いつもならとっくに帰ってくる頃なんだけど……。

そこへ、なんだかしょんぼりとした様子の桃香が帰って来た。

そしてうつむいたまま、パーッと自分の部屋に行った。

驚いて莉子と思わず顔を合わせた。

莉子がすぐ桃香の部屋に行った。

しばらくすると、莉子は微妙な表情で戻って来た。

「桃香はどうしたの?」

うふふふ……と頬笑んでいた。

「なあに?」

「あのね、桃香が女の子になっちゃった」

……マジか。信じられん。

「それで今どうしてるの?」

「寝てる。びっくりしたんじゃないの?」

ああ~なんだかなあ。頭を抱えた。すぐには受け入れられない。

夏が聞いたら、多分熱を出すな。ははっ。

「じゃあ、ご飯はどうするの?」

「あとで何か持って行くよ」

「今俺が行ったら駄目だよね?」

「絶対ダメ」ふっ、そうか。男親は寂しいもんだな。

そこへ、夏がボーカルレッスンを終えて帰って来た。

「あれ? 桃は?」

俺が”言ってよ”とばかりに、莉子にちょっと顎をしゃくった。

そしたら、”いや~よ~”と首を横にふったので、じゃあ、どうするよ……?

夏「すみませんけど、全然分かんないですけど、桃はどうしたんですか?」

しょうがないから、<menses>とメモ紙に書いた。

「これがショックで寝てるみたいよ」

すると夏は両手で顔を覆った。ぷぷ。

「あー、そっちもショックみたいだな。
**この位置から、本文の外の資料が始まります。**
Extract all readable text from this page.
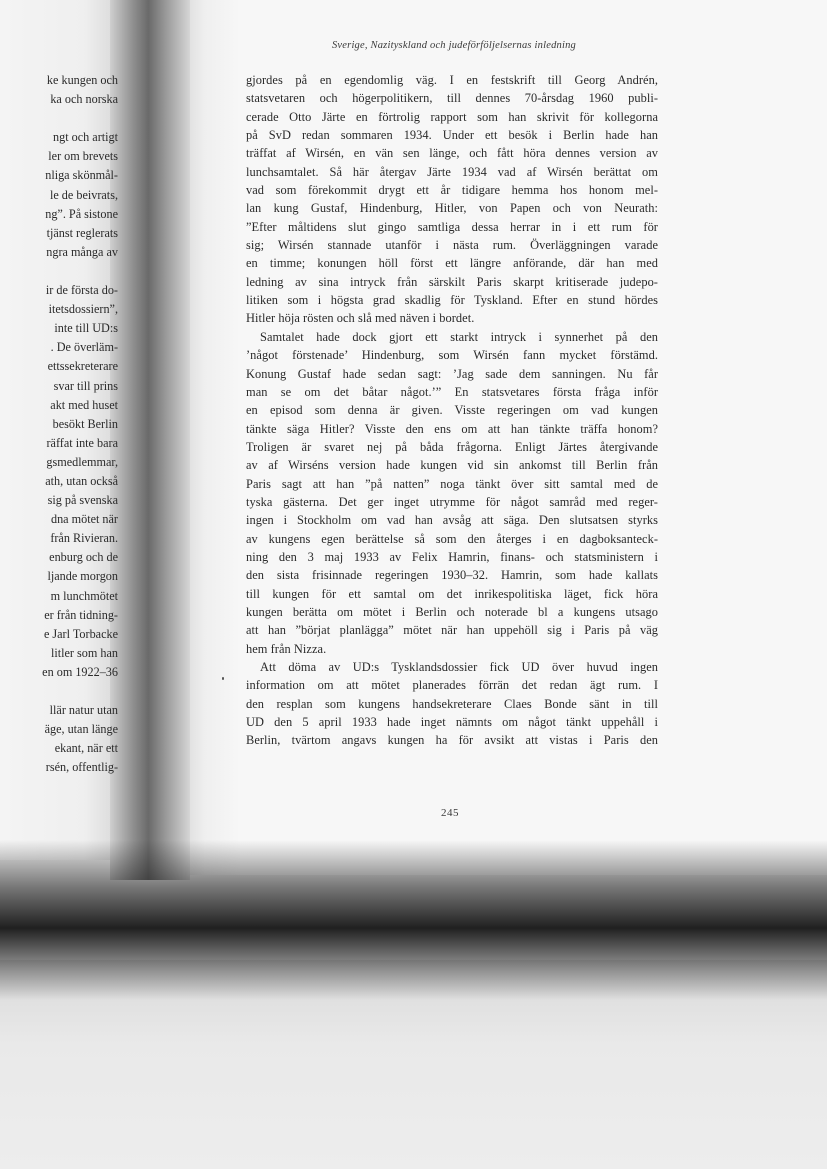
ke kungen och
ka och norska
ngt och artigt
ler om brevets
nliga skönmål-
le de beivrats,
ng”. På sistone
tjänst reglerats
ngra många av
ir de första do-
itetsdossiern”,
inte till UD:s
. De överläm-
ettssekreterare
svar till prins
akt med huset
besökt Berlin
räffat inte bara
gsmedlemmar,
ath, utan också
sig på svenska
dna mötet när
från Rivieran.
enburg och de
ljande morgon
m lunchmötet
er från tidning-
e Jarl Torbacke
litler som han
en om 1922–36
llär natur utan
äge, utan länge
ekant, när ett
rsén, offentlig-
Sverige, Nazityskland och judeförföljelsernas inledning
gjordes på en egendomlig väg. I en festskrift till Georg Andrén,
statsvetaren och högerpolitikern, till dennes 70-årsdag 1960 publi-
cerade Otto Järte en förtrolig rapport som han skrivit för kollegorna
på SvD redan sommaren 1934. Under ett besök i Berlin hade han
träffat af Wirsén, en vän sen länge, och fått höra dennes version av
lunchsamtalet. Så här återgav Järte 1934 vad af Wirsén berättat om
vad som förekommit drygt ett år tidigare hemma hos honom mel-
lan kung Gustaf, Hindenburg, Hitler, von Papen och von Neurath:
”Efter måltidens slut gingo samtliga dessa herrar in i ett rum för
sig; Wirsén stannade utanför i nästa rum. Överläggningen varade
en timme; konungen höll först ett längre anförande, där han med
ledning av sina intryck från särskilt Paris skarpt kritiserade judepo-
litiken som i högsta grad skadlig för Tyskland. Efter en stund hördes
Hitler höja rösten och slå med näven i bordet.
Samtalet hade dock gjort ett starkt intryck i synnerhet på den
’något förstenade’ Hindenburg, som Wirsén fann mycket förstämd.
Konung Gustaf hade sedan sagt: ’Jag sade dem sanningen. Nu får
man se om det båtar något.’” En statsvetares första fråga inför
en episod som denna är given. Visste regeringen om vad kungen
tänkte säga Hitler? Visste den ens om att han tänkte träffa honom?
Troligen är svaret nej på båda frågorna. Enligt Järtes återgivande
av af Wirséns version hade kungen vid sin ankomst till Berlin från
Paris sagt att han ”på natten” noga tänkt över sitt samtal med de
tyska gästerna. Det ger inget utrymme för något samråd med reger-
ingen i Stockholm om vad han avsåg att säga. Den slutsatsen styrks
av kungens egen berättelse så som den återges i en dagboksanteck-
ning den 3 maj 1933 av Felix Hamrin, finans- och statsministern i
den sista frisinnade regeringen 1930–32. Hamrin, som hade kallats
till kungen för ett samtal om det inrikespolitiska läget, fick höra
kungen berätta om mötet i Berlin och noterade bl a kungens utsago
att han ”börjat planlägga” mötet när han uppehöll sig i Paris på väg
hem från Nizza.
Att döma av UD:s Tysklandsdossier fick UD över huvud ingen
information om att mötet planerades förrän det redan ägt rum. I
den resplan som kungens handsekreterare Claes Bonde sänt in till
UD den 5 april 1933 hade inget nämnts om något tänkt uppehåll i
Berlin, tvärtom angavs kungen ha för avsikt att vistas i Paris den
245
ご飯食べれるか?」

「一応食べる」

ぷーっと莉子と一緒に吹き出した。

その後は、3人で食事を取った。

「デザートは食べるか?」

「食べる」と二人とも返事をしたから、大人は大丈夫そうだな。

冷凍いちごにミルクとお砂糖をかけたものを出した。

これは、だんだんイチゴが解けてくるので、それをつぶしながら混ぜて食べる。
ミキサーにかけてもいいんだけど、あとでミキサーを洗うのが面倒。
結構、つぶしながら食べるのも楽しいし、それも美味しいんだよね。

ガラスの器にいちごをいっぱい入れて食べると、冷たくて身体中がすっきりする。
真夏の楽しいデザートだ。

「夏、今日のボーカルレッスンはどうだったの?」

「うん、なんとかね。よく分かんないよ。コンサートではなんで歌えたのか?全然分かんないよ」

「へえ~そうなんだ。まあ、長く続ければ、そのうちに華が開くよ」


それでも表情が冴えない。慰めがあまり耳に入っていない。

「夏、歌も芸術なんだから、簡単には制覇できないんじゃないの?」

「うん、そうだよね。ゲームとは違うもんね……」

「疲れたなら、あとで少し休めば?」

「うん。お兄さんはどうするの?」

「お兄様はお仕事ですよ」

莉子がぷーっと吹き出した。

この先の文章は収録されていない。